Simone de Beauvoir, renowned feminist theorist and avant-guard philosopher, compelled us to consider in the preface to The Second Sex, whether we had spoken enough on and about the subject feminism.
“Enough ink has been spilled in quarrelling over feminism, and perhaps we should say no more about it,” she wrote in 1949.
It is 2014. And while the quarrels continue, in the classes of academe and on the pages of journals and newspapers, more can be said. More should be said.
Feminism. Though heterogeneous and contested, the movement is committed and the philosophy is grounded in equality and justice, particularly for women.
More ink can be spilled.
In the past two months, women have come forward about questionable and sexually violent acts by former Canadian Broadcasting Corporation (CBC) radio host and celebrity Jian Ghomeshi outside of the workplace, a matter now before Ontario courts. Reports of sexual harassment and unequal treatment of women in the workplace on the part of Mr. Ghomeshi have also emerged.

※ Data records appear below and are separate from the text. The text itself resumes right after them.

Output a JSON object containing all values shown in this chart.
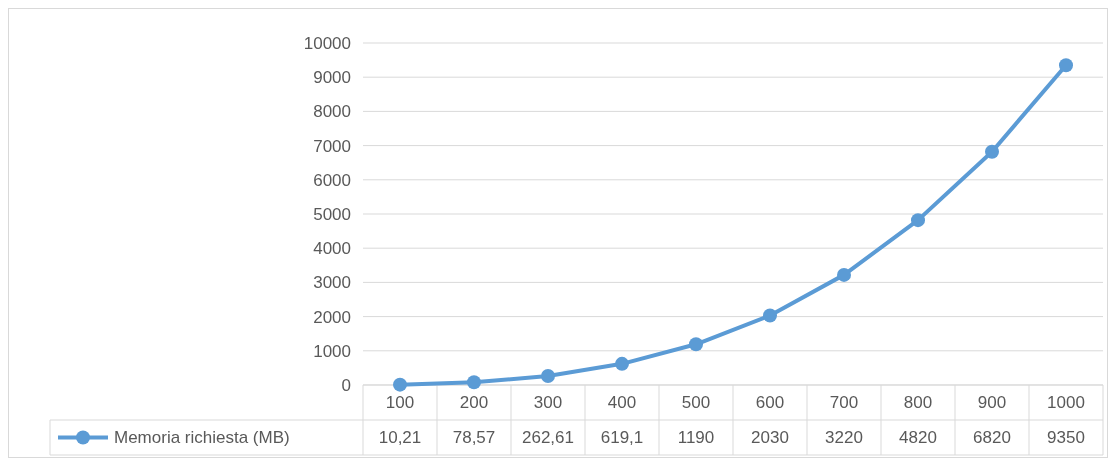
{
  "chart_data": {
    "type": "line",
    "categories": [
      "100",
      "200",
      "300",
      "400",
      "500",
      "600",
      "700",
      "800",
      "900",
      "1000"
    ],
    "series": [
      {
        "name": "Memoria richiesta (MB)",
        "color": "#5b9bd5",
        "values": [
          10.21,
          78.57,
          262.61,
          619.1,
          1190,
          2030,
          3220,
          4820,
          6820,
          9350
        ],
        "value_labels": [
          "10,21",
          "78,57",
          "262,61",
          "619,1",
          "1190",
          "2030",
          "3220",
          "4820",
          "6820",
          "9350"
        ]
      }
    ],
    "ylim": [
      0,
      10000
    ],
    "yticks": [
      0,
      1000,
      2000,
      3000,
      4000,
      5000,
      6000,
      7000,
      8000,
      9000,
      10000
    ],
    "grid": "y",
    "marker": "circle",
    "legend": "bottom"
  }
}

In an on-camera Fifth Estate investigation of the issue, a CBC official said that no complaints were filed and no problems were identified following the Corporation’s internal investigation involving 17 employees. Employees say that they were not, in fact, contacted for information.

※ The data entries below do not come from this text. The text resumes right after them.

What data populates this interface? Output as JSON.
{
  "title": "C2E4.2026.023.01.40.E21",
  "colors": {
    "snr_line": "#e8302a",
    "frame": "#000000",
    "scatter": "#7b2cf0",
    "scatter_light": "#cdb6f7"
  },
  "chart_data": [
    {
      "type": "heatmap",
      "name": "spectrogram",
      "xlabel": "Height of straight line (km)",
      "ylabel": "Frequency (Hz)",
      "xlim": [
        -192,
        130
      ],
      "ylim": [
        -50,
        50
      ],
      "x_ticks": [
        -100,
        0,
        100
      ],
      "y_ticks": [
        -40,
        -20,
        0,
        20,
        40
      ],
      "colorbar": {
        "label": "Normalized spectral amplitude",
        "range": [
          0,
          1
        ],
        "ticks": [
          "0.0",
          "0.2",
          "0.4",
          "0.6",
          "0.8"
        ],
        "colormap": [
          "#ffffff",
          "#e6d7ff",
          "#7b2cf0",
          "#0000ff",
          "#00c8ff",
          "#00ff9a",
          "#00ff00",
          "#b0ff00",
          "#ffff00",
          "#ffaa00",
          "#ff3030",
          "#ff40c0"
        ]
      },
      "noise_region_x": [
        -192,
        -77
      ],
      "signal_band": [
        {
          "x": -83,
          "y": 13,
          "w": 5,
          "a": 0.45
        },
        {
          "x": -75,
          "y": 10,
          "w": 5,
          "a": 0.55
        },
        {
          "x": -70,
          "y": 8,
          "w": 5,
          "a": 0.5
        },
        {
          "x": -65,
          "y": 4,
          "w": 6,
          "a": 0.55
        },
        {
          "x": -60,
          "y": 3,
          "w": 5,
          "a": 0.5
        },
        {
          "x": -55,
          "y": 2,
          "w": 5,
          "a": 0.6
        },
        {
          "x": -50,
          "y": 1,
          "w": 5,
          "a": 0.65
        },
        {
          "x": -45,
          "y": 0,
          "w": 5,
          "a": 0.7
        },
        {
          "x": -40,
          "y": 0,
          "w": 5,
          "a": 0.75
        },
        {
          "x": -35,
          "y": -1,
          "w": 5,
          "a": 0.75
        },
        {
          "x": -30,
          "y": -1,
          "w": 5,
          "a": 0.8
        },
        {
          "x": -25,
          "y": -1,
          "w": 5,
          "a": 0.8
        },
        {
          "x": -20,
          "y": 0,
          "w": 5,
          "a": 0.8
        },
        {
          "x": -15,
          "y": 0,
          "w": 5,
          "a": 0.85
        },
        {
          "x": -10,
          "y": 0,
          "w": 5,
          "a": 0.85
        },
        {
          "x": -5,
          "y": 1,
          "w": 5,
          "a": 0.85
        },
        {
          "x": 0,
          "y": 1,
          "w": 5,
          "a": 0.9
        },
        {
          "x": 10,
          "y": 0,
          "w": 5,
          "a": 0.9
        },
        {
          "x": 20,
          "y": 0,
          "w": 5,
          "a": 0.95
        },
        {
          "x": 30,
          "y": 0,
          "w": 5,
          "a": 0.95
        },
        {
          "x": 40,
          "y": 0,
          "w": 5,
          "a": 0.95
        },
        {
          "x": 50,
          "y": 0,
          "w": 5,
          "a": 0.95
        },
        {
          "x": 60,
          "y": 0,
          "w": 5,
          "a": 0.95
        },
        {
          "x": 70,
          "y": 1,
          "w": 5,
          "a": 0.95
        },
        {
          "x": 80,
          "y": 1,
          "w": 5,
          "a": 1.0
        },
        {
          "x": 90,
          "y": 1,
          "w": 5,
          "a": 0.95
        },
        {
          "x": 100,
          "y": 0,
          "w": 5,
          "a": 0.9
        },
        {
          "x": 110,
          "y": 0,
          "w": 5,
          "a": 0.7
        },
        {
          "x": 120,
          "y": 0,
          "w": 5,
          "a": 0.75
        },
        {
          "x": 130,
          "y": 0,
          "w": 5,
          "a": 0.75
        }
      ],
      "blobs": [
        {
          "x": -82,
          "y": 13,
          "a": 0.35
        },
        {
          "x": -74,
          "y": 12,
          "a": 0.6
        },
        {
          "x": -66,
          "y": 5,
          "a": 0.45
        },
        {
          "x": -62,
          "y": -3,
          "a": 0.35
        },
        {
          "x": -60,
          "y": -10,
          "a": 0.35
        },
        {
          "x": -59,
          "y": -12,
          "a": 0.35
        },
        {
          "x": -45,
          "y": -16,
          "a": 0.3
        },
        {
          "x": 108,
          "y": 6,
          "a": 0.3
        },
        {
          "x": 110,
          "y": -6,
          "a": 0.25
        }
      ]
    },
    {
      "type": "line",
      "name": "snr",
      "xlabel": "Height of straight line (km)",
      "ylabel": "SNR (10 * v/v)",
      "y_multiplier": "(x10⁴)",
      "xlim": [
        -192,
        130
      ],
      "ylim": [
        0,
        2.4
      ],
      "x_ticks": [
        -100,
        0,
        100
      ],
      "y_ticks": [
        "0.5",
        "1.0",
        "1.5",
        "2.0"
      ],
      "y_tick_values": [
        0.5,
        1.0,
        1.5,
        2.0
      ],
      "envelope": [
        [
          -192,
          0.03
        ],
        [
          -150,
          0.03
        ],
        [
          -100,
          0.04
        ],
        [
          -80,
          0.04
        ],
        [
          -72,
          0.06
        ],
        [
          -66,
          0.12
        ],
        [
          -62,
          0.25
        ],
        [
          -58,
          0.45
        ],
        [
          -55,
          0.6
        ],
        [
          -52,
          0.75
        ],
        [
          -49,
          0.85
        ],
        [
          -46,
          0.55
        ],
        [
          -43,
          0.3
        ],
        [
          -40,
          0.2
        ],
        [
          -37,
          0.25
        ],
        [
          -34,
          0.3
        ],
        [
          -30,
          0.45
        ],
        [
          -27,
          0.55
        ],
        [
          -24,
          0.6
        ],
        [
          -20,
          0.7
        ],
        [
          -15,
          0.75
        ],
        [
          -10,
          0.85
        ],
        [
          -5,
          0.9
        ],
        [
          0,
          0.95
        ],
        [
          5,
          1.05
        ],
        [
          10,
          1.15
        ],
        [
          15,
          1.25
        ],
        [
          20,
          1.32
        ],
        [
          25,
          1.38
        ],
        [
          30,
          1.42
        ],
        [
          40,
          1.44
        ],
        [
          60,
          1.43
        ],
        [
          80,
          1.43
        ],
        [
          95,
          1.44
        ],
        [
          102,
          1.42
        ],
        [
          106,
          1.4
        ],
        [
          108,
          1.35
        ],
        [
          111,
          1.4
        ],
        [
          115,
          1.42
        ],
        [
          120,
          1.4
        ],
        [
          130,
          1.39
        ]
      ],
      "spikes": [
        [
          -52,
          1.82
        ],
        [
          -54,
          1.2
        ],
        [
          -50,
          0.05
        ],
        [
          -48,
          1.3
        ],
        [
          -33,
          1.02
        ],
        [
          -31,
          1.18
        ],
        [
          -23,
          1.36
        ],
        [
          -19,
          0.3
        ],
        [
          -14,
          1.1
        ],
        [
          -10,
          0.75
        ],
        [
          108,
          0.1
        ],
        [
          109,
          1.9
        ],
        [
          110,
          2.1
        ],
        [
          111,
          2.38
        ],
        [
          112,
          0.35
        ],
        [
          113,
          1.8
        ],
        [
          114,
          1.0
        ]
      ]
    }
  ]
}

And long before these allegations and internal probes, a lecturer at the University of Western Ontario’s journalism school knew that all was not right at Q. According to reports, the lecturer and the school were aware of Mr. Ghomeshi’s overly flirtatious ways. Female students were discouraged from interning at Q.

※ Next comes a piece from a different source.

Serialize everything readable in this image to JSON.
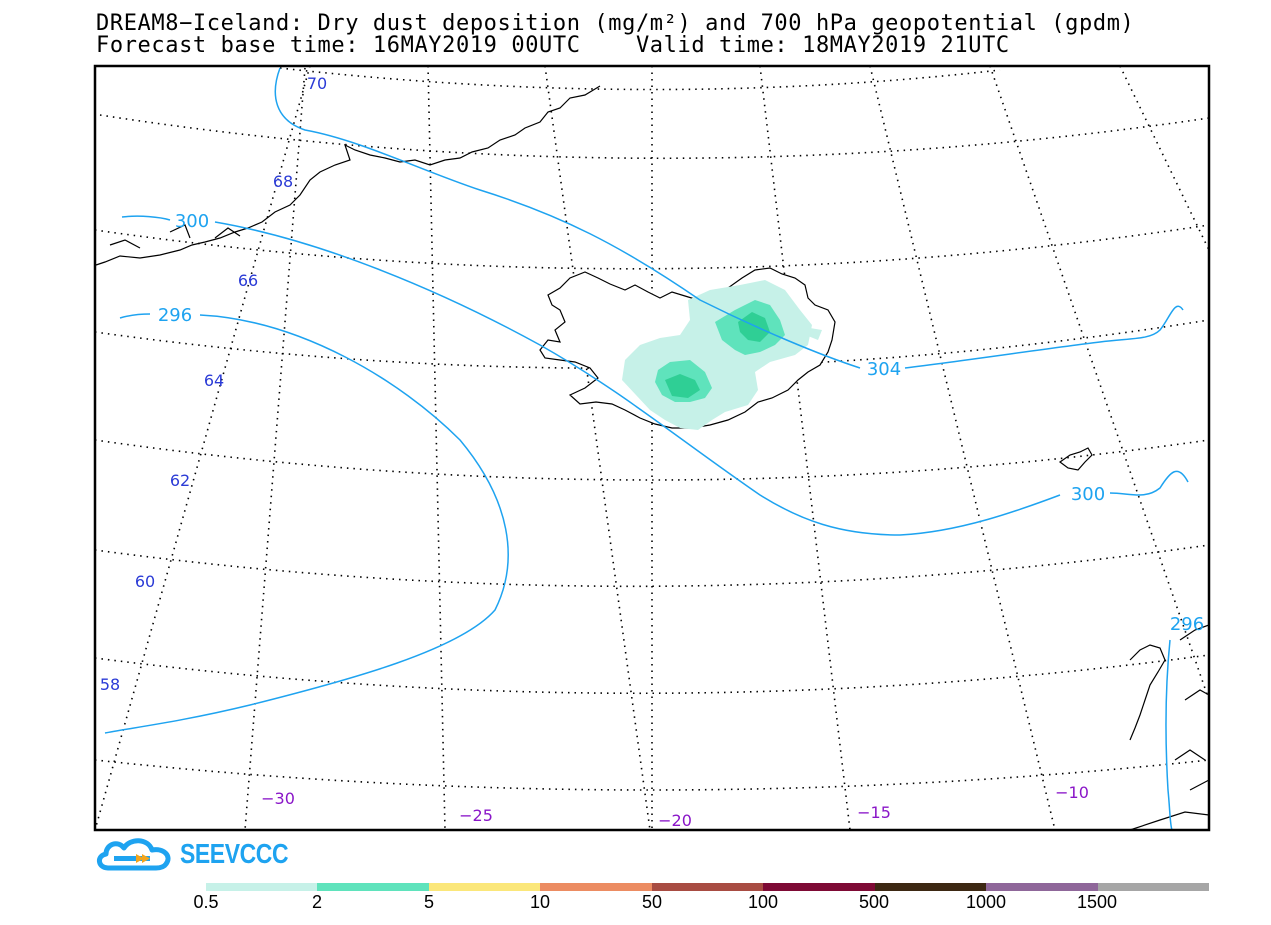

As this story continues to unfold, it is in many ways nothing short of shocking. At the same time, I can disappointingly say that it is not. Women have been subject to abuse and sexual harassment in the workplace.
In the midst of the Ghomeshi revelations came other allegations of sexual harassment on Parliament Hill.
South of the border, allegations that Bill Cosby has been drugging and raping women for decades have emerged (or reemerged depending on with whom you speak). Recent reports that Mr. Cosby demanded that young girls, assistants and interns from the Late Show with David Letterman silently sit and watch him eat pre-show curry are nothing short of odd.
And more recently, FHRITP has come to our backyard. Young men shouting unmentionable obscenities to on-camera (or about to go on camera) female journalists.
And in the middle of all of this a suggestive rendering of Kim Kardashian’s ass on the cover of Paper Magazine while Andre Picard argues that we need to pay more attention to eating disorders, particularly among women.
The pressures are great. Their origins are everywhere. They know no bounds. Their implications are real.
Women in the labour force face significant challenges.
Women are disproportionately precariously employed. They make less than men. They struggle re-entering the labour force. And they are often faced with a lack of choice when faced with sexual harassment in the workplace.
A former female producer of Q has come forward to explain that, amidst ongoing sexual harassment from Mr. Ghomeshi, she went years without reporting it because: “I feared for my job and my career: getting asked to be part of the original production team behind Q was the biggest break I’d ever had. It was my first permanent, full-time job. I had stability, many excellent colleagues and a dental plan. The show became a conspicuous success with a known celebrity at its helm. If I quit, where else was there to go?”
Janice Dickinson, who alleges that Mr. Cosby drugged and raped her in 1982, has said that her reasons for not coming forward were because he was powerful, she was young, she trusted him and she was embarrassed.
Where does the responsibility lie if women are terrified to come forward, fearful to jeopardize the stability of their jobs and their careers?
Like the former Q producer, she was a woman attempting to make a career.
Sheryl Sandberg, Facebook CEO, has received attention for her book Lean In: Women, Work and the Will to Lead. In it, she argues that, among other things, women need to participate more fully in the decisions and actions that surround their careers; that they should ‘lean in’ to discussions, advocate on their own behalf, and seek mentors to help them advance where they need to be.
I love this book. While this is good advice and indeed important for many women, it occurs to me that leaning in is difficult if what you are forced to lean in to is an erectile egomaniac.
Another favourite read of mine, Sylvia Ann Hewlett’s Forget a Mentor, Find a Sponsor, discusses the need to find advocates for career advancement. What if your advocate demands sexual favours? Sadly this scenario is not shocking. It is reality, and unfortunately, silently so.
The ink does not stop here. But where else must it bleed? And for how long?
I ask, where does the responsibility lie if women are terrified to come forward, fearful to jeopardize the stability of their jobs and their careers?
I don’t think I have the answer. We have been voicing these concerns for decades. It is not as though the Ghomeshi or Cosby revelations should offer us additional clairvoyance, despite the insistence that these come-forwards are calls to action.
After all, it was 25 years ago that Marc Lépine killed 14 women at the Ecole Polytechnique in Montreal. A massacre because they were women. In a place where they should have been safe, on their way to becoming part of the labour force.